Now, if we’re talking about asking the ants to vacate an empty lot where they’ve lived for many years so that you can start building a new house there, then I could see humans paying the ants to leave. (Though note that the ants may still lose more value by giving up their hive than the humans are willing to pay them to avoid the cost of exterminating them.)
There are lots and lots of good reasons to recursively self improve. The point where you stop because of resources is a dyson sphere of quantum computronium.
I am not convinced that the resource cost of killing all humans is > the resource cost of 1 day’s food.
“If the humans would accept a cheaper quantity of resources to help the AI with it’s goals” The AI has goals that clearly oppose human wellbeing, and is offering us peanuts.
“It takes some resources.” is I think not a great model at all. I think you are modeling the system as having resources that are in the AI’s control or humans control. But the AI taking over may well have the structure of a computer exploit. A bunch of seeming coincidences that push the world into an increasingly strange state.

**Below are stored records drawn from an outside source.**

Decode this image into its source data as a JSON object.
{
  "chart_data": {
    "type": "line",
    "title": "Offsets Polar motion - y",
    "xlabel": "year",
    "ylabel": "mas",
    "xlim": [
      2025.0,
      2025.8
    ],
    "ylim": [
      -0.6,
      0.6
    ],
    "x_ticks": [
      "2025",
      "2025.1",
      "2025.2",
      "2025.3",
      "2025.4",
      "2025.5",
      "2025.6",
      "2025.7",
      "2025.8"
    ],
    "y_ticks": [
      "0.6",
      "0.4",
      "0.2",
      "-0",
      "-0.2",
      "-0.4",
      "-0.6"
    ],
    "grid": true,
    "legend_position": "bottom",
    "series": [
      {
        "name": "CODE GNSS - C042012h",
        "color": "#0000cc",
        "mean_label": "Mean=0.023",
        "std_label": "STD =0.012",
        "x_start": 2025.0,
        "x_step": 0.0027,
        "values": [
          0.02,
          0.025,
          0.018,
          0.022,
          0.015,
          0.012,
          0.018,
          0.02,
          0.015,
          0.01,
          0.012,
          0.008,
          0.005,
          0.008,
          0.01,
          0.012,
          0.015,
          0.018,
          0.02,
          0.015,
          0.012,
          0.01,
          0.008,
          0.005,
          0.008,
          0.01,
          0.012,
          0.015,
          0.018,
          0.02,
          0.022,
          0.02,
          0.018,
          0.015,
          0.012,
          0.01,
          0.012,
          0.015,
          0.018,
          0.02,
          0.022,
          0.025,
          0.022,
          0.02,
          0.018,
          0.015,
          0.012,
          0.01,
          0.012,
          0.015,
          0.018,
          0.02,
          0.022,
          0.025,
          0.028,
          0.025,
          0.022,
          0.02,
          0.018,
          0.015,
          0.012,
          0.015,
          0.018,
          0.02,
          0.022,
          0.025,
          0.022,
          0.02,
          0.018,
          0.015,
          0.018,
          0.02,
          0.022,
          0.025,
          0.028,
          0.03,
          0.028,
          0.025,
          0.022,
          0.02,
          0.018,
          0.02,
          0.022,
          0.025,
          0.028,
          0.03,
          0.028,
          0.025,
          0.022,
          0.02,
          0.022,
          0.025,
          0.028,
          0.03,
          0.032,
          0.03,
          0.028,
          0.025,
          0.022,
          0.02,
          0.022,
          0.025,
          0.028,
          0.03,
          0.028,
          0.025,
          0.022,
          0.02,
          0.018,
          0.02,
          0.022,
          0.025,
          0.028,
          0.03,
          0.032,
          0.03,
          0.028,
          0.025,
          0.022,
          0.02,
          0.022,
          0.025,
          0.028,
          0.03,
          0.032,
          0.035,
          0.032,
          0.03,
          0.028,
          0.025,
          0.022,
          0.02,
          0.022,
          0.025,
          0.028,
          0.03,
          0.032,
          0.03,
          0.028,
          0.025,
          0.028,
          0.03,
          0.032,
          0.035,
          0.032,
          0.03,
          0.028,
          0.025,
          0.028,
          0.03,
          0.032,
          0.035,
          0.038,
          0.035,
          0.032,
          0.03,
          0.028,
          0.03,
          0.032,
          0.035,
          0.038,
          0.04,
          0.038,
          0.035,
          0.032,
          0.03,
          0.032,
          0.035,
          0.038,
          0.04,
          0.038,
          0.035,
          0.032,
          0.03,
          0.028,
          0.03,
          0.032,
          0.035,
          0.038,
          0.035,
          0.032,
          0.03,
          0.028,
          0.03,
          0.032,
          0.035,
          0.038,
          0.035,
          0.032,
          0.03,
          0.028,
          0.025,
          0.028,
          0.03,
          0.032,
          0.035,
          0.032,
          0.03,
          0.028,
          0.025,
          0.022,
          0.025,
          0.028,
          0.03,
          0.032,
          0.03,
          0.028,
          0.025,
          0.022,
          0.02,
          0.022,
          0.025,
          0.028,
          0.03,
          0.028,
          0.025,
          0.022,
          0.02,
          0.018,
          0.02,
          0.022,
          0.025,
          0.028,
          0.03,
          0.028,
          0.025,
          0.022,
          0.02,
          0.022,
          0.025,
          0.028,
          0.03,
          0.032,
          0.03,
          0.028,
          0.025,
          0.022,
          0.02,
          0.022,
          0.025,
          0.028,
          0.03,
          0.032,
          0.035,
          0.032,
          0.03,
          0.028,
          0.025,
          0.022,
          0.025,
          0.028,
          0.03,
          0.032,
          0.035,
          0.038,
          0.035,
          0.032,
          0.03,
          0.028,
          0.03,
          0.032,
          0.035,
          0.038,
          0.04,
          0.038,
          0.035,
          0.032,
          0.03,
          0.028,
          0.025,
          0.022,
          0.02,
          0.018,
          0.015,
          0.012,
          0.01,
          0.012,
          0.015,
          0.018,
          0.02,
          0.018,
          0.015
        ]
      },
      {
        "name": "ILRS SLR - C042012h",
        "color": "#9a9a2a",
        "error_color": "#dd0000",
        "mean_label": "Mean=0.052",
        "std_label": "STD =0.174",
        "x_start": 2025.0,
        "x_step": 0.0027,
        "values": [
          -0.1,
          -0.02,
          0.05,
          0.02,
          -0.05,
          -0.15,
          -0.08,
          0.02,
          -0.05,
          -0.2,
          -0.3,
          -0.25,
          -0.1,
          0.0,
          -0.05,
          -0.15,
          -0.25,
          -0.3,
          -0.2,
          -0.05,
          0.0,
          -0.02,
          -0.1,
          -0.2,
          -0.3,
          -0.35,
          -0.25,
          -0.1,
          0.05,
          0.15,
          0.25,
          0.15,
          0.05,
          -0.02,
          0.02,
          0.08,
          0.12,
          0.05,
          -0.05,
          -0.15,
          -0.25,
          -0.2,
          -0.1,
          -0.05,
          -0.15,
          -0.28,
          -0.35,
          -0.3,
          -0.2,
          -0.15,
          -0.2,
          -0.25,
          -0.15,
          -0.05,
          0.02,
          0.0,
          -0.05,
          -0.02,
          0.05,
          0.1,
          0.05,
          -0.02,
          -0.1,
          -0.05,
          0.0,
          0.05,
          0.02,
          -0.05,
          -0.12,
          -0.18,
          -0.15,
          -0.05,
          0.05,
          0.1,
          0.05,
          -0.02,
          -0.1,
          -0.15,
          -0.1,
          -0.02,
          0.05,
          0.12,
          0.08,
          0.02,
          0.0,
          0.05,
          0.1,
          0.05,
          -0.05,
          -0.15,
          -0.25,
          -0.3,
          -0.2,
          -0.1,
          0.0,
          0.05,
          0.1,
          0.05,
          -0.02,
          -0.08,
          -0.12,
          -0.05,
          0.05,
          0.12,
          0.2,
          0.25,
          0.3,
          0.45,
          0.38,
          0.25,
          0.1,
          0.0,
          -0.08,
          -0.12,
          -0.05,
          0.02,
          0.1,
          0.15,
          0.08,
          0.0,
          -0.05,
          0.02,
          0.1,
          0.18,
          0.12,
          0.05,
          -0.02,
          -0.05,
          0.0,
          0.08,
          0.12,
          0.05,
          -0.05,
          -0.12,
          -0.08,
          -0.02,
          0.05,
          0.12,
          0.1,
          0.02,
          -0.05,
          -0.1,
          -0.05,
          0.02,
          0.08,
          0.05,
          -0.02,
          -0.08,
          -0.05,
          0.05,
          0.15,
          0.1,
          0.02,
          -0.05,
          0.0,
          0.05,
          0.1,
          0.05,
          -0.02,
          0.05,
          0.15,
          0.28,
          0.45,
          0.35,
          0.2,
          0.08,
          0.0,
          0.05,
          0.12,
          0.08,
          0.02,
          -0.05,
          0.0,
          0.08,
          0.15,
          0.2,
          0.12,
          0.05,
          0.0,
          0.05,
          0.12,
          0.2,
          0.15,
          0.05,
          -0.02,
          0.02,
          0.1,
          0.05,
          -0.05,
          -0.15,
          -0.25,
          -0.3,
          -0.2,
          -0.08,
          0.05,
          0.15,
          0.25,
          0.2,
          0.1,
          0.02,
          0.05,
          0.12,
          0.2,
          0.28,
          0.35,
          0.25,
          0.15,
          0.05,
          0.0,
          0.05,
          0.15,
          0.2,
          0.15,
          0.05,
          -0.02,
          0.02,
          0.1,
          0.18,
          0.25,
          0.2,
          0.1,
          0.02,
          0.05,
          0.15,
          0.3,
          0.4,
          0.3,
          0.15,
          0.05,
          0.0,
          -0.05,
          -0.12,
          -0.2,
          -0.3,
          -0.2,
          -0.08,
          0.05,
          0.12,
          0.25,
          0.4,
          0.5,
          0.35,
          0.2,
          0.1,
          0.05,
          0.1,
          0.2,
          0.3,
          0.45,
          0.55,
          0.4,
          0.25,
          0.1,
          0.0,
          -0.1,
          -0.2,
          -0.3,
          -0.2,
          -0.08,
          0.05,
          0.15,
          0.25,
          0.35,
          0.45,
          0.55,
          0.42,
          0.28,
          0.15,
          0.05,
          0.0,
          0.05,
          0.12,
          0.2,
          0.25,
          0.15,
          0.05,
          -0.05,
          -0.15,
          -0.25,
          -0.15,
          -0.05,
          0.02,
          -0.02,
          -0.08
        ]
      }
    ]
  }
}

There is no sense of “this money/energy is controlled by humans, that is controlled by AI”. The powerplant was built by humans. The LHC was built by humans. But the magnet control system was hacked, and a few people have been given subtle psycological nudges. In this model, how much resources does it cost to spoof a nuclear attack and trick the humans into a nuclear war? The large amount of damage done, the amount of uranium used or the tiny amount of compute used to form the plan? There is no “cost of resources” structure to this interaction.
Ants are tiny and hard to find; they could plausibly take your money, defect, and keep eating for a long time before you found them again. Then you need to buy ant poison, anyway.